Décès du Premier ministre ivoirien Hamed Bakayoko

C’est avec une immense tristesse que le gouvernement ivoirien a confirmé mercredi soir le décès de son Premier ministre Hamed Bakayoko qui était atteint d’un cancer. Il avait été transféré quelques jours auparavant au Centre hospitalier de Fribourg en Allemagne pour des soins.

“Notre pays est en deuil. J’ai l’immense douleur de vous annoncer le décès du Premier Ministre, Hamed Bakayoko. Il a servi la Côte d’Ivoire avec dévouement et abnégation, c’était un grand homme d’Etat, un modèle pour notre jeunesse, une personnalité d’une grande générosité et d’une loyauté exemplaire“, a déclaré le Chef de l’état ivoirien dans communiqué lu à la télévision publique RTI.

Lundi, le secrétaire général de la présidence ivoirienne, Patrick Achi, avait été nommé Premier ministre par intérim. Téné Birahima Ouattara, ministre des Affaires présidentielles a quant à lui été nommé ministre de la Défense par intérim.

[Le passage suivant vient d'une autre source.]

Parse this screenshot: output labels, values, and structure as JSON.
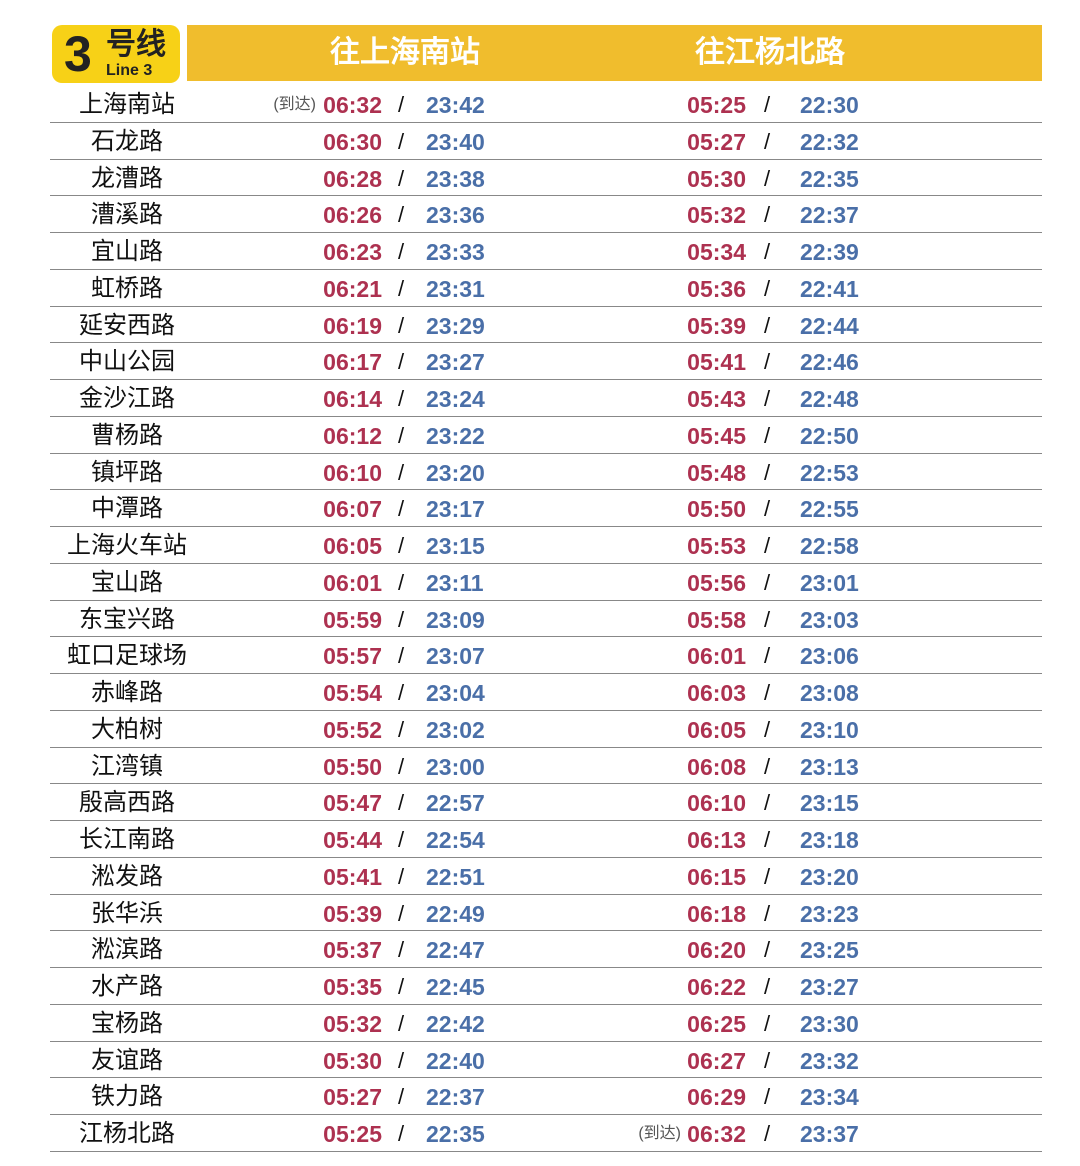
{
  "badge": {
    "number": "3",
    "cn": "号线",
    "en": "Line 3"
  },
  "headers": {
    "dir1": "往上海南站",
    "dir2": "往江杨北路"
  },
  "arrive_label": "(到达)",
  "colors": {
    "first_train": "#ad3150",
    "last_train": "#4a6fa8",
    "header": "#f0bd2d",
    "badge": "#f7d117"
  },
  "rows": [
    {
      "station": "上海南站",
      "d1": [
        "06:32",
        "23:42"
      ],
      "d2": [
        "05:25",
        "22:30"
      ],
      "arr1": true
    },
    {
      "station": "石龙路",
      "d1": [
        "06:30",
        "23:40"
      ],
      "d2": [
        "05:27",
        "22:32"
      ]
    },
    {
      "station": "龙漕路",
      "d1": [
        "06:28",
        "23:38"
      ],
      "d2": [
        "05:30",
        "22:35"
      ]
    },
    {
      "station": "漕溪路",
      "d1": [
        "06:26",
        "23:36"
      ],
      "d2": [
        "05:32",
        "22:37"
      ]
    },
    {
      "station": "宜山路",
      "d1": [
        "06:23",
        "23:33"
      ],
      "d2": [
        "05:34",
        "22:39"
      ]
    },
    {
      "station": "虹桥路",
      "d1": [
        "06:21",
        "23:31"
      ],
      "d2": [
        "05:36",
        "22:41"
      ]
    },
    {
      "station": "延安西路",
      "d1": [
        "06:19",
        "23:29"
      ],
      "d2": [
        "05:39",
        "22:44"
      ]
    },
    {
      "station": "中山公园",
      "d1": [
        "06:17",
        "23:27"
      ],
      "d2": [
        "05:41",
        "22:46"
      ]
    },
    {
      "station": "金沙江路",
      "d1": [
        "06:14",
        "23:24"
      ],
      "d2": [
        "05:43",
        "22:48"
      ]
    },
    {
      "station": "曹杨路",
      "d1": [
        "06:12",
        "23:22"
      ],
      "d2": [
        "05:45",
        "22:50"
      ]
    },
    {
      "station": "镇坪路",
      "d1": [
        "06:10",
        "23:20"
      ],
      "d2": [
        "05:48",
        "22:53"
      ]
    },
    {
      "station": "中潭路",
      "d1": [
        "06:07",
        "23:17"
      ],
      "d2": [
        "05:50",
        "22:55"
      ]
    },
    {
      "station": "上海火车站",
      "d1": [
        "06:05",
        "23:15"
      ],
      "d2": [
        "05:53",
        "22:58"
      ]
    },
    {
      "station": "宝山路",
      "d1": [
        "06:01",
        "23:11"
      ],
      "d2": [
        "05:56",
        "23:01"
      ]
    },
    {
      "station": "东宝兴路",
      "d1": [
        "05:59",
        "23:09"
      ],
      "d2": [
        "05:58",
        "23:03"
      ]
    },
    {
      "station": "虹口足球场",
      "d1": [
        "05:57",
        "23:07"
      ],
      "d2": [
        "06:01",
        "23:06"
      ]
    },
    {
      "station": "赤峰路",
      "d1": [
        "05:54",
        "23:04"
      ],
      "d2": [
        "06:03",
        "23:08"
      ]
    },
    {
      "station": "大柏树",
      "d1": [
        "05:52",
        "23:02"
      ],
      "d2": [
        "06:05",
        "23:10"
      ]
    },
    {
      "station": "江湾镇",
      "d1": [
        "05:50",
        "23:00"
      ],
      "d2": [
        "06:08",
        "23:13"
      ]
    },
    {
      "station": "殷高西路",
      "d1": [
        "05:47",
        "22:57"
      ],
      "d2": [
        "06:10",
        "23:15"
      ]
    },
    {
      "station": "长江南路",
      "d1": [
        "05:44",
        "22:54"
      ],
      "d2": [
        "06:13",
        "23:18"
      ]
    },
    {
      "station": "淞发路",
      "d1": [
        "05:41",
        "22:51"
      ],
      "d2": [
        "06:15",
        "23:20"
      ]
    },
    {
      "station": "张华浜",
      "d1": [
        "05:39",
        "22:49"
      ],
      "d2": [
        "06:18",
        "23:23"
      ]
    },
    {
      "station": "淞滨路",
      "d1": [
        "05:37",
        "22:47"
      ],
      "d2": [
        "06:20",
        "23:25"
      ]
    },
    {
      "station": "水产路",
      "d1": [
        "05:35",
        "22:45"
      ],
      "d2": [
        "06:22",
        "23:27"
      ]
    },
    {
      "station": "宝杨路",
      "d1": [
        "05:32",
        "22:42"
      ],
      "d2": [
        "06:25",
        "23:30"
      ]
    },
    {
      "station": "友谊路",
      "d1": [
        "05:30",
        "22:40"
      ],
      "d2": [
        "06:27",
        "23:32"
      ]
    },
    {
      "station": "铁力路",
      "d1": [
        "05:27",
        "22:37"
      ],
      "d2": [
        "06:29",
        "23:34"
      ]
    },
    {
      "station": "江杨北路",
      "d1": [
        "05:25",
        "22:35"
      ],
      "d2": [
        "06:32",
        "23:37"
      ],
      "arr2": true
    }
  ],
  "separator": "/"
}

Hamed Bakayoko tout juste âgé de 56 ans le 8 mars dernier et perçu comme un possible successeur du Président actuel Alassane Ouattara, avait lui même succédé en juillet 2020 au poste de Premier ministre à Amadou Gon Coulibaly, décédé quelques jours après son retour d’une hospitalisation et d’une convalescence de deux mois en France pour des problèmes cardiaques.

Né à Abidjan le 8 mars 1956, ce natif du Nord de la Côte d’Ivoire, s’était intéressé dès sa jeunesse au journalisme et à la politique. D’abord militant politique, puis homme de médias dans les années 1990, Hamed Bakayoko était devenu ministre au début des années 2000. A 25 ans, il avait créé le journal Le Patriote, qui deviendra le quasi-organe du Rassemblement des Républicains (RDR), le parti d’Alassane Ouattara, auquel il avait adhéré dès sa fondation en 1994. En 2003, à 38 ans, il était devenu ministre des Télécommunications et des Nouvelles technologies, un poste qu’il gardera dans tous les gouvernements d’union nationale, sous le régime de l’ex-président Laurent Gbagbo. Avec l’arrivée au pouvoir d’Alassane Ouattara en 2011, Hamed Bakayoko avait hérité du stratégique ministère de l’Intérieur, qu’il avait conservé sous trois gouvernements jusqu’en 2017, réussissant à maintenir l’ordre dans un pays revenant à la paix, notamment grâce à ses nombreuses relations dans tous les milieux, aussi bien parmi les anciens chefs de la rébellion que dans l’opposition. 

Il laisse également un vide dans le milieu de la culture. En effet en prenant les commandes en 1993 de Radio Nostalgie Côte d’Ivoire, la première radio commerciale du pays, en plein printemps de la presse ivoirienne, il s’était rapproché du milieu de la musique et du showbiz, dans lequel il aimait s’afficher.